“And you hung the key there on the nail above the chart desk?”
“Yes.”
We both swung hastily around. At the other end of the shadowy corridor gleamed the green-shaded light over the desk. With one accord we started toward it.
The key was not on the nail above the desk!
But even as our frightened gaze took in that amazing fact my eyes fell on the glass top of the desk. There on its shining surface lay the key. We stared at it for some time before our eyes met. Then I picked up the key, my fingers seeming to shrink from the cold, clammy metal, returned to the south door, locked it securely and put the key in my pocket.

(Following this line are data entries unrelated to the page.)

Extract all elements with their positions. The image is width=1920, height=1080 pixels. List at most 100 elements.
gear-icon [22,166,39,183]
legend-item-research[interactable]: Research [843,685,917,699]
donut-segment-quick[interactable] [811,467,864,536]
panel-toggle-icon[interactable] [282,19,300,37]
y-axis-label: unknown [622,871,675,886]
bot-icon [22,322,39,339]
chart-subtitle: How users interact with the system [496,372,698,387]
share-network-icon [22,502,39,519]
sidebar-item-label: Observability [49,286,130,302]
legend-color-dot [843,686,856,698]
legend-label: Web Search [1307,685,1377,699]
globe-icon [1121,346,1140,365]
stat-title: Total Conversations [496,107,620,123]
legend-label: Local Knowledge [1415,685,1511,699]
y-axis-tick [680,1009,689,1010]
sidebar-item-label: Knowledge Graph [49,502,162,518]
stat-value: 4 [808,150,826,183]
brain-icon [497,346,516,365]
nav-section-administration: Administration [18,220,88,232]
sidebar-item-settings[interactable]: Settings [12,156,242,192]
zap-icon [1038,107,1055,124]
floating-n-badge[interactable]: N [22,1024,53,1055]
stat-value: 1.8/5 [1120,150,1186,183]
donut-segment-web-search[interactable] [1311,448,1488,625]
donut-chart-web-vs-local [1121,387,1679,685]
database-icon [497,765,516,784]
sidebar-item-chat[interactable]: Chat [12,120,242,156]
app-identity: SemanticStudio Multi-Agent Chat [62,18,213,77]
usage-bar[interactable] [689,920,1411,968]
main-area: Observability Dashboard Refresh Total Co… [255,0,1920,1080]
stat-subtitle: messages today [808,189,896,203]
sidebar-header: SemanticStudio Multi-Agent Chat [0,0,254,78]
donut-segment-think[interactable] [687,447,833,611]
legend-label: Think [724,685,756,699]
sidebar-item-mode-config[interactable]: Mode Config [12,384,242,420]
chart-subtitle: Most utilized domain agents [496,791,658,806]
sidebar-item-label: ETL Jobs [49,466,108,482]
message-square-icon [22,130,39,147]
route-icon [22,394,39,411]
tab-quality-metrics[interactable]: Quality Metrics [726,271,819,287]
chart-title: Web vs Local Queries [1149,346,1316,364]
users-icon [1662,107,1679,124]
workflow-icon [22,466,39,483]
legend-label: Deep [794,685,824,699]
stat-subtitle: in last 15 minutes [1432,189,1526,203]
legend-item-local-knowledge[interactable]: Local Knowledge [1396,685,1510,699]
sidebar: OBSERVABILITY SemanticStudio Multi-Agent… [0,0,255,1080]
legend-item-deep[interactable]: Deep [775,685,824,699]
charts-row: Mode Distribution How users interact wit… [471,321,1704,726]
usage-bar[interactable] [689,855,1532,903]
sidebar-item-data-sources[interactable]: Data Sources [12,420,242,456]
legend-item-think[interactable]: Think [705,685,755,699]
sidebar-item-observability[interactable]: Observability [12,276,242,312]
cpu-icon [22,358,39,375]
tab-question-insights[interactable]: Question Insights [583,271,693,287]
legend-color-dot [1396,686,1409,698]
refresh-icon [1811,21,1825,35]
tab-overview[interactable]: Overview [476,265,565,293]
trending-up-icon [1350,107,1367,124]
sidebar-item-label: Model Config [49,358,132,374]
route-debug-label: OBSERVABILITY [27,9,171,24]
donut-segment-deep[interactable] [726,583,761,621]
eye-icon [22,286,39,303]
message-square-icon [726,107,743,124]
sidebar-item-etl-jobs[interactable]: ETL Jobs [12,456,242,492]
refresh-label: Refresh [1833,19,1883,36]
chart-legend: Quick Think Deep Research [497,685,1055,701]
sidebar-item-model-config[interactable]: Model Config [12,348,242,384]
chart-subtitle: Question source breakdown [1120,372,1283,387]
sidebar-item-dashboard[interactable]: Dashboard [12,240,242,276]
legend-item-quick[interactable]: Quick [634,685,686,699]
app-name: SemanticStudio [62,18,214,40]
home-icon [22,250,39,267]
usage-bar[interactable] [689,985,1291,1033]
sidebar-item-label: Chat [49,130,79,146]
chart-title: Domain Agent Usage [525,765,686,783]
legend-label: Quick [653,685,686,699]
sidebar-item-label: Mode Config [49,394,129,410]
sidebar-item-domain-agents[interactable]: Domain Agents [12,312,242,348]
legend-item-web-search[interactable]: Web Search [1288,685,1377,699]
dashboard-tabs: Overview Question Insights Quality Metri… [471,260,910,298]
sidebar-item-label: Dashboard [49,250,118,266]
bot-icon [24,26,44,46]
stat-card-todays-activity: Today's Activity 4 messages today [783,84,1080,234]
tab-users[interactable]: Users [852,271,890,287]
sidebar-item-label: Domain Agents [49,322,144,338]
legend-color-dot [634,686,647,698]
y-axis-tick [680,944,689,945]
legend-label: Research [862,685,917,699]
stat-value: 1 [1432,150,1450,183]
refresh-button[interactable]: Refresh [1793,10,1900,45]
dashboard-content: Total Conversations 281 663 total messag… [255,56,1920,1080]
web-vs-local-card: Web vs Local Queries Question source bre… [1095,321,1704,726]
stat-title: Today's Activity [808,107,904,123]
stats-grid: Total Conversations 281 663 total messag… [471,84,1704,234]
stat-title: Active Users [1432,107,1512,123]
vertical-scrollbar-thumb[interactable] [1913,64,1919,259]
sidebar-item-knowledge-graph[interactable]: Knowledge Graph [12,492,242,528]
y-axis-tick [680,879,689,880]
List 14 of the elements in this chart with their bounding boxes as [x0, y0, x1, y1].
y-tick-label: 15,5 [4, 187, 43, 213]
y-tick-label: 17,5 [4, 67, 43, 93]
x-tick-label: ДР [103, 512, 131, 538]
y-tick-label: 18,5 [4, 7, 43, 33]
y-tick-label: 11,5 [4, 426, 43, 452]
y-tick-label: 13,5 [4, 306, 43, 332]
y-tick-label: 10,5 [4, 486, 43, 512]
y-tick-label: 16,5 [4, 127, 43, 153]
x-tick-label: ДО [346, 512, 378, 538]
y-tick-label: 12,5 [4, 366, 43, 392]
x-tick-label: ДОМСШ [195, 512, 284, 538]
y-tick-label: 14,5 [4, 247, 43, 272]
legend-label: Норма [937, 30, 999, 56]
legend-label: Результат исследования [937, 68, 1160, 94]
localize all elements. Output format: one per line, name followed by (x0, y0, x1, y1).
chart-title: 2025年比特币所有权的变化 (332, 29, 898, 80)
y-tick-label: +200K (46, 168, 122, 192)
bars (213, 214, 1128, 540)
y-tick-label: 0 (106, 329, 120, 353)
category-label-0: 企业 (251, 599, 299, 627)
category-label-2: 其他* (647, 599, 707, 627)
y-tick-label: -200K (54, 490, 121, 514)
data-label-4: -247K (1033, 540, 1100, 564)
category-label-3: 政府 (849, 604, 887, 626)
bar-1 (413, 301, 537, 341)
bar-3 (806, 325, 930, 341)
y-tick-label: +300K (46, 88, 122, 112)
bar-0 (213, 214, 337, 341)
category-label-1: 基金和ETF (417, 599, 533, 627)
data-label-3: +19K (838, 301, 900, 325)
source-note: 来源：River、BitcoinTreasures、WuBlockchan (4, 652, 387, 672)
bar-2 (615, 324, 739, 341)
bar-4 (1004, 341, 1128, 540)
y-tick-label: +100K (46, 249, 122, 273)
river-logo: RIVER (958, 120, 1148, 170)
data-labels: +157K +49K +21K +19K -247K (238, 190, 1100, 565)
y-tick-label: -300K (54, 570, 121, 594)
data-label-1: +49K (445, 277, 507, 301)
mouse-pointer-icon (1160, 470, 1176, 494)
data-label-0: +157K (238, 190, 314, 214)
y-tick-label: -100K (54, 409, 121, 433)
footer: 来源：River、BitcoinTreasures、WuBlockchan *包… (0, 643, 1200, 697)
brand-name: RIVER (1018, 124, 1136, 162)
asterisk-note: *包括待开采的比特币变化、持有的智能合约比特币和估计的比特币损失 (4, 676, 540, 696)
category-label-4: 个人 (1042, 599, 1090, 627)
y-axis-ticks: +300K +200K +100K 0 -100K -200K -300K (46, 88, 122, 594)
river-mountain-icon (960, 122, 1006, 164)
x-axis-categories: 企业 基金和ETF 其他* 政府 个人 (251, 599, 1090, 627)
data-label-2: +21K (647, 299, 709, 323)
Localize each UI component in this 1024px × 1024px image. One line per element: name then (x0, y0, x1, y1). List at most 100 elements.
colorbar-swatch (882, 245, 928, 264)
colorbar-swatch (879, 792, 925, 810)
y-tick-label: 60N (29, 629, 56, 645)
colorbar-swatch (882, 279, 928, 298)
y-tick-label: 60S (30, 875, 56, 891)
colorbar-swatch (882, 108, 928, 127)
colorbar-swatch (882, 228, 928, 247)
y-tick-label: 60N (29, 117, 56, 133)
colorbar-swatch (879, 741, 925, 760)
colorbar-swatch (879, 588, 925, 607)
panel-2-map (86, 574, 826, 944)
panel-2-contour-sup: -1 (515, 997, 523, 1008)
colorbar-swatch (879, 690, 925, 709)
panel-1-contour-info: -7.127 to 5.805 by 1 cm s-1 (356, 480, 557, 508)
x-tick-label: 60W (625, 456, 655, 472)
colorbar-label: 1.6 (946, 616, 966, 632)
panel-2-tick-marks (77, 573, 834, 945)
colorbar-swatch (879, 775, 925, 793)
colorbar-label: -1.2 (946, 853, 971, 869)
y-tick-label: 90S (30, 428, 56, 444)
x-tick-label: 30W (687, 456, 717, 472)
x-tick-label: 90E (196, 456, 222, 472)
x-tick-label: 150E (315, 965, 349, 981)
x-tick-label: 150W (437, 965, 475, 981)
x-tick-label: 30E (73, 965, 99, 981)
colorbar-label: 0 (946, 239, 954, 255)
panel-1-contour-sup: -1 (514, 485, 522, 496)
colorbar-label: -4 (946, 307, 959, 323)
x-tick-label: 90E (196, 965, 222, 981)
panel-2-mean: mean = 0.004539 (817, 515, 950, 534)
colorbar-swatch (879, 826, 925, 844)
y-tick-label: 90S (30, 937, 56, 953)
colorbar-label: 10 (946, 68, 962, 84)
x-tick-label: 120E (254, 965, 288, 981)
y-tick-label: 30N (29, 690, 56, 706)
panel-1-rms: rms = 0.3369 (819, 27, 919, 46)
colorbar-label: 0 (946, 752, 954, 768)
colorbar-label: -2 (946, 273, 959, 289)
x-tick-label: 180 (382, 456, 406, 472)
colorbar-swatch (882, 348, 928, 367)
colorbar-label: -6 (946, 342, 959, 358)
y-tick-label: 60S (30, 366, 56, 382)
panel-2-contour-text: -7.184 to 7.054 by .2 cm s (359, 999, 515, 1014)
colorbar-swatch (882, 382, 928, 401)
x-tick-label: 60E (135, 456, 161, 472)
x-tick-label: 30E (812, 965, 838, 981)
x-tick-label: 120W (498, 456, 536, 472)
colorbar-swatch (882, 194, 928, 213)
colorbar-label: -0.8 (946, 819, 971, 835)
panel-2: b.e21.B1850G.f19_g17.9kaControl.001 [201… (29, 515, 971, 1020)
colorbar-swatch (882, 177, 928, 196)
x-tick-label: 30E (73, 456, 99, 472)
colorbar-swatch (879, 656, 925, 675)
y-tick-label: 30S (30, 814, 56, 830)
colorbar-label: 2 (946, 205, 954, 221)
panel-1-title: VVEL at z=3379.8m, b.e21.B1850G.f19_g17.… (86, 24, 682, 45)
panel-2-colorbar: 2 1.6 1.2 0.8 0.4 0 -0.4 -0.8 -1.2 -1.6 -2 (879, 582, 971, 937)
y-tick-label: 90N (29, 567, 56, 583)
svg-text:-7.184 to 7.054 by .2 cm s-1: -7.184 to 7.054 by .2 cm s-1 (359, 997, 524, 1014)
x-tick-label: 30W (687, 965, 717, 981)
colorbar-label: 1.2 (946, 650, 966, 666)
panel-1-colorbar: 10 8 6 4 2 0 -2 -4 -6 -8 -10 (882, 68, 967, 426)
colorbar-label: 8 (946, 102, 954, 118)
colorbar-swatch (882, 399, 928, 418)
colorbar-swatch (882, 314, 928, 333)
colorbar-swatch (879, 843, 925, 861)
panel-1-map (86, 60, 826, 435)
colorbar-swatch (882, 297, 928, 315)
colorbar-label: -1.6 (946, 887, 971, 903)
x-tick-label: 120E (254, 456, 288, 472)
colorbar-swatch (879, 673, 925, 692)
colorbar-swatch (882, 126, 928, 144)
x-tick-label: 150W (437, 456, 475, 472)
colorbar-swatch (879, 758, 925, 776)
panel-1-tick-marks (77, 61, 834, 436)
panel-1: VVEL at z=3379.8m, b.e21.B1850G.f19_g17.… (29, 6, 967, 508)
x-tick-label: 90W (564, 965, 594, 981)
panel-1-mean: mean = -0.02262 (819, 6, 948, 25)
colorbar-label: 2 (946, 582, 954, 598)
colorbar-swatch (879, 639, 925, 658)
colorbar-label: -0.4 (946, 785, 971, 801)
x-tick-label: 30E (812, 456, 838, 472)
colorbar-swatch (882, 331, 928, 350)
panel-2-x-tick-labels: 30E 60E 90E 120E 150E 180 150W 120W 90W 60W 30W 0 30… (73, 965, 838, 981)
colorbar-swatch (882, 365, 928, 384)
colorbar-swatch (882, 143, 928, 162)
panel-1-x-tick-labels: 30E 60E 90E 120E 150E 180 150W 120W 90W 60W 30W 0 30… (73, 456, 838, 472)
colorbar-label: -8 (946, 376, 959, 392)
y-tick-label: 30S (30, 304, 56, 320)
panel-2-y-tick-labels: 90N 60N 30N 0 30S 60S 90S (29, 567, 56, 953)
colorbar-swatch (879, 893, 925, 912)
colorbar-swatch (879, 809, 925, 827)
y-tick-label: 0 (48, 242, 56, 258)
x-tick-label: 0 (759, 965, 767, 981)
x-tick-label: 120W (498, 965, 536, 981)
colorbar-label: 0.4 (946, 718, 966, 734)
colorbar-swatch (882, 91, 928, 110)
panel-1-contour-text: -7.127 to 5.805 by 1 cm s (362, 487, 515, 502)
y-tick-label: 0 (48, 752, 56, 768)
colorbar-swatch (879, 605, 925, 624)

And as I did so, a thought struck me. The person who had got into the wing by means of the south door must also have got out again. He couldn’t have gone through the corridor and south door for Maida was, by that time, in the hall.
The light was still glowing in Room 18, and I crossed the room, not without a queer feeling in the region of my knees, as if they would give way with me, without notice. Sure enough, the window was unlocked; it was even open a fraction of an inch at the bottom, though the screen, which has a spring snap, was closed.
I pushed the window the rest of the way down, locked it, not without an unpleasant impression that something was out in that gleaming darkness back of the window pane watching my every move, turned off the light, and closed the door again. Maida was standing in the corridor and we walked slowly toward the more cheerful region of the chart desk and diet kitchen.
“I suppose,” she mused at length, “that someone could have taken the key from the nail and returned it when we were in Room 18.”
“But who? It would have to be someone in St. Ann’s. And that is unthinkable.”